Beam Forming and Focusing Precision Control of High Voltage Transmitter Power Supply for Ultrasound Imaging
Ultrasound imaging has revolutionized medical diagnostics by providing real time, noninvasive visualization of internal structures. The image quality depends critically on the beam forming and focusing capabilities of the transducer array. The high voltage transmitter power supply that drives the transducer elements must provide precise, controllable pulses to achieve the required beam characteristics. Control of beam forming and focusing precision is essential for high resolution imaging.
Ultrasound transducers use arrays of piezoelectric elements that convert electrical pulses into acoustic waves. By exciting the elements with appropriately timed pulses, the acoustic waves combine to form a focused beam. The timing of the pulses to each element determines the beam direction and focal point. Precise control of the pulse timing enables electronic scanning and focusing without mechanical movement of the transducer.
The high voltage power supply provides the electrical energy for the transmit pulses. Typical medical ultrasound transmitters operate at voltages from tens to hundreds of volts, with pulse durations of a few cycles at the transducer center frequency. The supply must deliver these pulses with precise timing and amplitude control for each element in the array.
Beam forming combines the signals from multiple transducer elements to create a directional beam. The beam direction is determined by the relative timing of the pulses to each element. Delays are applied to the element excitations so that the acoustic waves from all elements arrive in phase at the desired beam direction. The delay values depend on the element positions and the steering angle.
Dynamic focusing adjusts the focal depth during the transmit pulse. The focal point is where the acoustic waves from all elements converge. By applying delays that vary during the pulse, the focal point can be swept through the depth range. This dynamic focusing maintains a tight focus throughout the imaging depth, improving lateral resolution.

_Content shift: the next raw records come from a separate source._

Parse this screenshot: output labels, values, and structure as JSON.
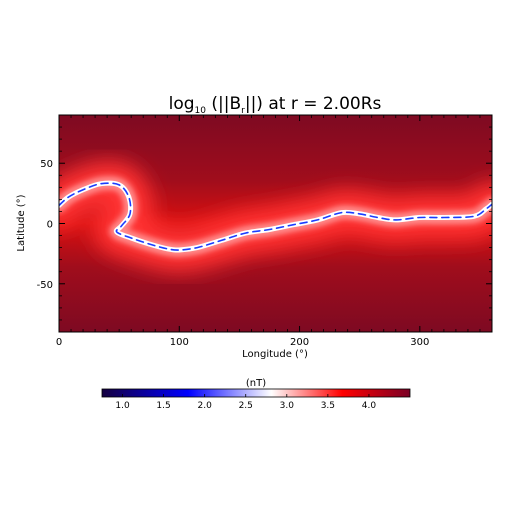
{
  "chart_data": {
    "type": "heatmap",
    "title_main": "log",
    "title_sub": "10",
    "title_open": " (||B",
    "title_r": "r",
    "title_rest": "||) at r = 2.00Rs",
    "xlabel": "Longitude (°)",
    "ylabel": "Latitude (°)",
    "xlim": [
      0,
      360
    ],
    "ylim": [
      -90,
      90
    ],
    "x_ticks": [
      0,
      100,
      200,
      300
    ],
    "y_ticks": [
      -50,
      0,
      50
    ],
    "neutral_line": [
      {
        "lon": 0,
        "lat": 15
      },
      {
        "lon": 8,
        "lat": 22
      },
      {
        "lon": 20,
        "lat": 28
      },
      {
        "lon": 35,
        "lat": 33
      },
      {
        "lon": 50,
        "lat": 32
      },
      {
        "lon": 58,
        "lat": 22
      },
      {
        "lon": 59,
        "lat": 8
      },
      {
        "lon": 52,
        "lat": -2
      },
      {
        "lon": 48,
        "lat": -7
      },
      {
        "lon": 60,
        "lat": -12
      },
      {
        "lon": 75,
        "lat": -17
      },
      {
        "lon": 90,
        "lat": -21
      },
      {
        "lon": 100,
        "lat": -22
      },
      {
        "lon": 115,
        "lat": -20
      },
      {
        "lon": 135,
        "lat": -14
      },
      {
        "lon": 155,
        "lat": -8
      },
      {
        "lon": 175,
        "lat": -5
      },
      {
        "lon": 195,
        "lat": -1
      },
      {
        "lon": 215,
        "lat": 3
      },
      {
        "lon": 235,
        "lat": 9
      },
      {
        "lon": 250,
        "lat": 8
      },
      {
        "lon": 265,
        "lat": 5
      },
      {
        "lon": 280,
        "lat": 3
      },
      {
        "lon": 300,
        "lat": 5
      },
      {
        "lon": 320,
        "lat": 5
      },
      {
        "lon": 345,
        "lat": 6
      },
      {
        "lon": 355,
        "lat": 12
      },
      {
        "lon": 360,
        "lat": 16
      }
    ],
    "colorbar": {
      "label": "(nT)",
      "min": 0.75,
      "max": 4.5,
      "ticks": [
        1.0,
        1.5,
        2.0,
        2.5,
        3.0,
        3.5,
        4.0
      ],
      "tick_labels": [
        "1.0",
        "1.5",
        "2.0",
        "2.5",
        "3.0",
        "3.5",
        "4.0"
      ],
      "colors": [
        "#150040",
        "#0000ff",
        "#ffffff",
        "#ff0000",
        "#7a0025"
      ]
    }
  }
}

Aperture control adjusts the number of active elements during the transmit. A larger aperture provides better lateral resolution but has a narrower depth of field. A smaller aperture has a wider depth of field but poorer resolution. Variable aperture during the pulse can optimize the resolution at each depth.
The transmit voltage determines the acoustic pressure amplitude and thus the signal strength. Higher voltages produce stronger signals that can penetrate deeper or image more attenuating tissues. However, higher voltages also increase the risk of bioeffects such as heating or mechanical effects. The voltage must be controlled to achieve the required signal strength within safety limits.

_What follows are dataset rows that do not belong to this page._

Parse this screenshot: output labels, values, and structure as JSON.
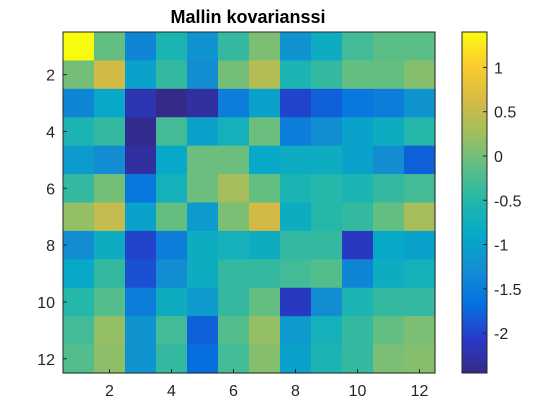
{
  "chart_data": {
    "type": "heatmap",
    "title": "Mallin kovarianssi",
    "xlabel": "",
    "ylabel": "",
    "x_range": [
      0.5,
      12.5
    ],
    "y_range": [
      0.5,
      12.5
    ],
    "y_reversed": true,
    "x_ticks": [
      2,
      4,
      6,
      8,
      10,
      12
    ],
    "x_tick_labels": [
      "2",
      "4",
      "6",
      "8",
      "10",
      "12"
    ],
    "y_ticks": [
      2,
      4,
      6,
      8,
      10,
      12
    ],
    "y_tick_labels": [
      "2",
      "4",
      "6",
      "8",
      "10",
      "12"
    ],
    "colorbar": {
      "colormap": "parula",
      "range": [
        -2.45,
        1.4
      ],
      "ticks": [
        1,
        0.5,
        0,
        -0.5,
        -1,
        -1.5,
        -2
      ],
      "tick_labels": [
        "1",
        "0.5",
        "0",
        "-0.5",
        "-1",
        "-1.5",
        "-2"
      ]
    },
    "grid": false,
    "values": [
      [
        1.4,
        -0.1,
        -1.4,
        -0.6,
        -1.2,
        -0.4,
        0.05,
        -1.2,
        -0.8,
        -0.3,
        -0.15,
        -0.15
      ],
      [
        0.0,
        0.6,
        -1.0,
        -0.4,
        -1.3,
        0.0,
        0.4,
        -0.6,
        -0.4,
        -0.1,
        -0.1,
        0.1
      ],
      [
        -1.4,
        -0.9,
        -2.2,
        -2.45,
        -2.3,
        -1.5,
        -1.0,
        -2.0,
        -1.8,
        -1.6,
        -1.5,
        -1.2
      ],
      [
        -0.6,
        -0.4,
        -2.4,
        -0.3,
        -1.0,
        -0.7,
        -0.05,
        -1.5,
        -1.3,
        -1.0,
        -0.8,
        -0.5
      ],
      [
        -1.1,
        -1.3,
        -2.3,
        -0.9,
        -0.05,
        -0.05,
        -0.9,
        -0.8,
        -0.8,
        -1.0,
        -1.3,
        -1.8
      ],
      [
        -0.4,
        0.0,
        -1.6,
        -0.7,
        -0.05,
        0.3,
        -0.1,
        -0.6,
        -0.5,
        -0.6,
        -0.4,
        -0.3
      ],
      [
        0.2,
        0.5,
        -1.0,
        -0.1,
        -1.1,
        0.05,
        0.6,
        -0.8,
        -0.5,
        -0.4,
        -0.1,
        0.3
      ],
      [
        -1.3,
        -0.8,
        -2.0,
        -1.5,
        -0.8,
        -0.7,
        -0.8,
        -0.4,
        -0.4,
        -2.1,
        -0.9,
        -1.0
      ],
      [
        -0.9,
        -0.4,
        -1.9,
        -1.3,
        -0.8,
        -0.4,
        -0.4,
        -0.3,
        -0.2,
        -1.4,
        -0.8,
        -0.7
      ],
      [
        -0.5,
        -0.2,
        -1.5,
        -0.8,
        -1.1,
        -0.4,
        -0.1,
        -2.1,
        -1.3,
        -0.6,
        -0.4,
        -0.4
      ],
      [
        -0.3,
        0.2,
        -1.2,
        -0.3,
        -1.8,
        -0.2,
        0.2,
        -1.1,
        -0.7,
        -0.4,
        -0.1,
        0.05
      ],
      [
        -0.2,
        0.15,
        -1.2,
        -0.4,
        -1.7,
        -0.3,
        0.1,
        -1.0,
        -0.6,
        -0.4,
        0.05,
        0.1
      ]
    ]
  }
}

Pulse shaping controls the frequency content and the temporal characteristics of the transmit pulse. The pulse typically consists of several cycles at the transducer center frequency. The envelope shape affects the bandwidth and the axial resolution. Gaussian or other smooth envelopes provide good bandwidth with minimal ringing. Rectangular envelopes have broader bandwidth but more sidelobes.
Coded excitation uses phase or frequency modulated pulses to increase the penetration depth without increasing the peak pressure. The coded pulse has lower peak amplitude but similar total energy to a conventional pulse. Pulse compression on receive recovers the axial resolution. This technique requires precise control of the transmit waveform.
The power supply must provide multiple independent channels for the transducer elements. Each channel must have independently controllable timing and amplitude. The number of channels depends on the transducer array size, which can be sixty-four to several hundred elements. The channel timing resolution determines the achievable beam steering precision.
Timing jitter in the pulse generation degrades the beam quality. Jitter causes the actual pulse timing to vary from the commanded timing. This variation causes phase errors in the beam forming, reducing the main lobe amplitude and increasing sidelobe levels. The timing jitter must be a small fraction of the acoustic period for good beam quality.
Amplitude variations between channels cause amplitude apodization errors. The intended apodization profile weights the element excitations to control the beam shape. Variations in the actual amplitudes from the commanded values distort the apodization, affecting the beam pattern. The amplitude accuracy must be sufficient to maintain the desired beam characteristics.
Calibration of the transmit system characterizes the actual timing and amplitude of each channel. Measurements using hydrophones or other acoustic sensors determine the actual acoustic output. The calibration data can be used to correct the drive signals to achieve the intended beam characteristics. Regular calibration maintains the imaging quality over the life of the system.